El dron finalmente se estrelló y explotó a unos 160 kilómetros del aeropuerto de Chișinău, pero la amenaza llevó al cierre preventivo del espacio aéreo moldavo y al aplazamiento de varios vuelos, incluido el del presidente ucraniano con destino a Oslo. El primer ministro noruego calificó el incidente de riesgo directo para la vida de Zelensky, aunque fuentes moldavas y del equipo de Zelensky consideraron exageradas las interpretaciones de riesgo inminente.

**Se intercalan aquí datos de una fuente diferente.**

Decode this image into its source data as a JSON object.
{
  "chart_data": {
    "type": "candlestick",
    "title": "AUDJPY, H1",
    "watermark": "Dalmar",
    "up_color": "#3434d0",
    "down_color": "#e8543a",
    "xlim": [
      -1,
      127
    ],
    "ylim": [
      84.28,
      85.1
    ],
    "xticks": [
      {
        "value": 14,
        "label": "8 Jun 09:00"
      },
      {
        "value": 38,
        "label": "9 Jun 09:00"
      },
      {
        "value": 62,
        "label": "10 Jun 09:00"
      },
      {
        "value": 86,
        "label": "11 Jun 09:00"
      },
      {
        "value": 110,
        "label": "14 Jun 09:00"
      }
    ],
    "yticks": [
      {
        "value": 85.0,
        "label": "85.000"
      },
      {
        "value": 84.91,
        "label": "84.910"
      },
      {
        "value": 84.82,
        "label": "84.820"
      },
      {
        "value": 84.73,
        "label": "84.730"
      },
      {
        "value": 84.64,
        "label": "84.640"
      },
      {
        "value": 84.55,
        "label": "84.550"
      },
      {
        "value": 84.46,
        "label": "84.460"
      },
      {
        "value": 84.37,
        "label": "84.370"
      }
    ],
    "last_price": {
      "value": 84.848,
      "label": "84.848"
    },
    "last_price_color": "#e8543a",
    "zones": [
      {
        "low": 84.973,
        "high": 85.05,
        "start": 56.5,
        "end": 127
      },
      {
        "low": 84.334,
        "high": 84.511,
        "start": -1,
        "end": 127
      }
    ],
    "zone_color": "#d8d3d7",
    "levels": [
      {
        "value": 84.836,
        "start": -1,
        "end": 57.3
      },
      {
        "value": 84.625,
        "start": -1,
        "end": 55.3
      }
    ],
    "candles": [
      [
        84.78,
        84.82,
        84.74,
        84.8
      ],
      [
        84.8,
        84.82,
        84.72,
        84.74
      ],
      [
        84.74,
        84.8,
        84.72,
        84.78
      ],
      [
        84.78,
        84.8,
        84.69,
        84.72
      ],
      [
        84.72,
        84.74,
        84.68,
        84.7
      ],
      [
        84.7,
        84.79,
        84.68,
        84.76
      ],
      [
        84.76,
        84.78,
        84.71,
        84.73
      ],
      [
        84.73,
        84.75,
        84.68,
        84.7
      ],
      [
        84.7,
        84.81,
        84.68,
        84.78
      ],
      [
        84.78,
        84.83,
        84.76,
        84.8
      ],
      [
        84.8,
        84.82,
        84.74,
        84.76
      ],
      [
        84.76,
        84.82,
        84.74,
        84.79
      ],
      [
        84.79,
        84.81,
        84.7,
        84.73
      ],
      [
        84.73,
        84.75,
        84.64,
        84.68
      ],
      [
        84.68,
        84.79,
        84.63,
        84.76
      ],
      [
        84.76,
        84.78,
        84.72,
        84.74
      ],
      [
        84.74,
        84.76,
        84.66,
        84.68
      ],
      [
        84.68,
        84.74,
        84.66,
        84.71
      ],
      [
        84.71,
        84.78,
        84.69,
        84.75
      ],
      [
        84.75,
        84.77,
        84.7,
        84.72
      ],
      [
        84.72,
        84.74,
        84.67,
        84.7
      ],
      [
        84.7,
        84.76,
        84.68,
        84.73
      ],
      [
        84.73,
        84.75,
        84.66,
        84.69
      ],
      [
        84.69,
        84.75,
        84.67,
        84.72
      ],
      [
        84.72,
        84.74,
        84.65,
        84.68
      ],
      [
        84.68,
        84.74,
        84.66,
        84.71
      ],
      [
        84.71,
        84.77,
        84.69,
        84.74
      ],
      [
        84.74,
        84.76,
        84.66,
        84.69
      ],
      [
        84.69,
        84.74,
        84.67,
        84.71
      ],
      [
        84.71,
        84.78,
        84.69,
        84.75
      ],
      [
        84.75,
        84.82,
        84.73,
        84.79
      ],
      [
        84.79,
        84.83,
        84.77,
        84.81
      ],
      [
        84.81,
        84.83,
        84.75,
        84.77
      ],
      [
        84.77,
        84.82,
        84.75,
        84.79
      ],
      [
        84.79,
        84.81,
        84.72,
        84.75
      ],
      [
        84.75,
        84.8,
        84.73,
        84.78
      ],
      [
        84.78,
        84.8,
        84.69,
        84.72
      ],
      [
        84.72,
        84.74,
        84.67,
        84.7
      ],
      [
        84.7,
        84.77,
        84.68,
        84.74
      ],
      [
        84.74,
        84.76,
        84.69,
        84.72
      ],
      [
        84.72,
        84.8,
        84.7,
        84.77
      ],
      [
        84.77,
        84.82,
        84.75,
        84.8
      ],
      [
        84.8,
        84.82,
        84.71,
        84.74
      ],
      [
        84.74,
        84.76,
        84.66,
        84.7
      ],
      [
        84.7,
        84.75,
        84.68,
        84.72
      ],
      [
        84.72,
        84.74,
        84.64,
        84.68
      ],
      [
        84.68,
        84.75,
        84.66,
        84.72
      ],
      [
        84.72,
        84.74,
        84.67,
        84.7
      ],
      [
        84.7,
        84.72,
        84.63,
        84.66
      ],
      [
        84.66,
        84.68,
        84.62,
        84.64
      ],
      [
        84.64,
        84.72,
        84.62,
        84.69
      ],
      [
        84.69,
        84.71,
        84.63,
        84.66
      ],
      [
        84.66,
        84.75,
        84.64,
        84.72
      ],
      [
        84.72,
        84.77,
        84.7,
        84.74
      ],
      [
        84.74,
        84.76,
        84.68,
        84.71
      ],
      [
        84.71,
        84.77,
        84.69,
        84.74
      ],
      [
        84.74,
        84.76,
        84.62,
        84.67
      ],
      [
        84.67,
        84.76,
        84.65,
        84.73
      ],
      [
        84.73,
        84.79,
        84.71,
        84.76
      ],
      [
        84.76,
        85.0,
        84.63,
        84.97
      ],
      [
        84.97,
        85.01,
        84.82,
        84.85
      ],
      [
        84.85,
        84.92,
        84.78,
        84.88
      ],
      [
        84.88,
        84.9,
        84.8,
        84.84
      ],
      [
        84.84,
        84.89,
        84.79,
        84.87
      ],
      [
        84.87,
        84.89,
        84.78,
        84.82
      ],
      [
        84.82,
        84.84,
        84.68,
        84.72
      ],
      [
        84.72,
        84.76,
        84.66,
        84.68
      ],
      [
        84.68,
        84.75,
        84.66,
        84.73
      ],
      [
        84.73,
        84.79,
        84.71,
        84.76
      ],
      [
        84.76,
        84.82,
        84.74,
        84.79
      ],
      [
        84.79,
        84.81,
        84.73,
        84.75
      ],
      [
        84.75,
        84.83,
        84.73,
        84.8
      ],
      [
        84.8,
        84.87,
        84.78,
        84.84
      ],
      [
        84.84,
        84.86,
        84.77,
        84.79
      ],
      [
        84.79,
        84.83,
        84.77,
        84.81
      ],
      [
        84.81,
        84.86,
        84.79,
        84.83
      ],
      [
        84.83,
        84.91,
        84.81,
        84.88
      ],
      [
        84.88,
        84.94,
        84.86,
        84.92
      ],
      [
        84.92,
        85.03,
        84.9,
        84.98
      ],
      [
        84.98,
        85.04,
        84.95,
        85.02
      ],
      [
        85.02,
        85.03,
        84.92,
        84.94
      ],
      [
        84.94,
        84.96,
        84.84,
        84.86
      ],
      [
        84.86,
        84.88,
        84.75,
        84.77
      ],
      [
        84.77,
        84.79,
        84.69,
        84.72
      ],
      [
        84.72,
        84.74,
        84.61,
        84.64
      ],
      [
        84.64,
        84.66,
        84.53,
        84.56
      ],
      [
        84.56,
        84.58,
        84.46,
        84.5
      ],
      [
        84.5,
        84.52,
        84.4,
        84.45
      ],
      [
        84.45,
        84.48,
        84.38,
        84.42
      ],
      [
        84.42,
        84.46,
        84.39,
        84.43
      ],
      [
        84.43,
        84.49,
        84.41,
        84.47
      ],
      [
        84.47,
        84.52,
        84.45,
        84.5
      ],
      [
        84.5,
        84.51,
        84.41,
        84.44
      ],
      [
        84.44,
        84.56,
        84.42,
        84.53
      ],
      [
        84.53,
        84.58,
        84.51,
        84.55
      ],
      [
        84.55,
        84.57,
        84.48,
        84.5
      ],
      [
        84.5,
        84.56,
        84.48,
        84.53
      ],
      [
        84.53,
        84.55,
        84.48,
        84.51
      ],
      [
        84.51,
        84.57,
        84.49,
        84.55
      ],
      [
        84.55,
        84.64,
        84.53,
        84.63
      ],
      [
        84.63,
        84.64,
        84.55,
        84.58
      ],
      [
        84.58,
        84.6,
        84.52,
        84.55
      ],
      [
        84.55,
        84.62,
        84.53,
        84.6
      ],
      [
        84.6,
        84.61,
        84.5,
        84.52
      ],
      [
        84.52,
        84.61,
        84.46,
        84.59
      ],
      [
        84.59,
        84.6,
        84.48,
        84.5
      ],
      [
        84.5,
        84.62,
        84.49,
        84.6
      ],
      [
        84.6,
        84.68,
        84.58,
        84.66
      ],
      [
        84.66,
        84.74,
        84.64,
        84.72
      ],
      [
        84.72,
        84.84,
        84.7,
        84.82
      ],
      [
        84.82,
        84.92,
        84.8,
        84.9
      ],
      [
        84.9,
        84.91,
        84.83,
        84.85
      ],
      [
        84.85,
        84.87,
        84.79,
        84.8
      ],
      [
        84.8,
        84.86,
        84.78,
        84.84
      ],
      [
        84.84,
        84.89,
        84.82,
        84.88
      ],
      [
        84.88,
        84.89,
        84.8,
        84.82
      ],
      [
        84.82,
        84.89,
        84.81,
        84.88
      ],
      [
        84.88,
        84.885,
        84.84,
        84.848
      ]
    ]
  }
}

El incidente se enmarca en un patrón reciente de violaciones del espacio aéreo por drones rusos en Moldavia y Rumanía, interpretadas como pruebas a las defensas de la OTAN y demostraciones de capacidad para proyectar riesgo más allá de las fronteras ucranianas. Los analistas creen que el episodio aumenta la presión sobre Chișinău y Bucarest para acelerar la integración en sistemas de detección e intercepción de drones.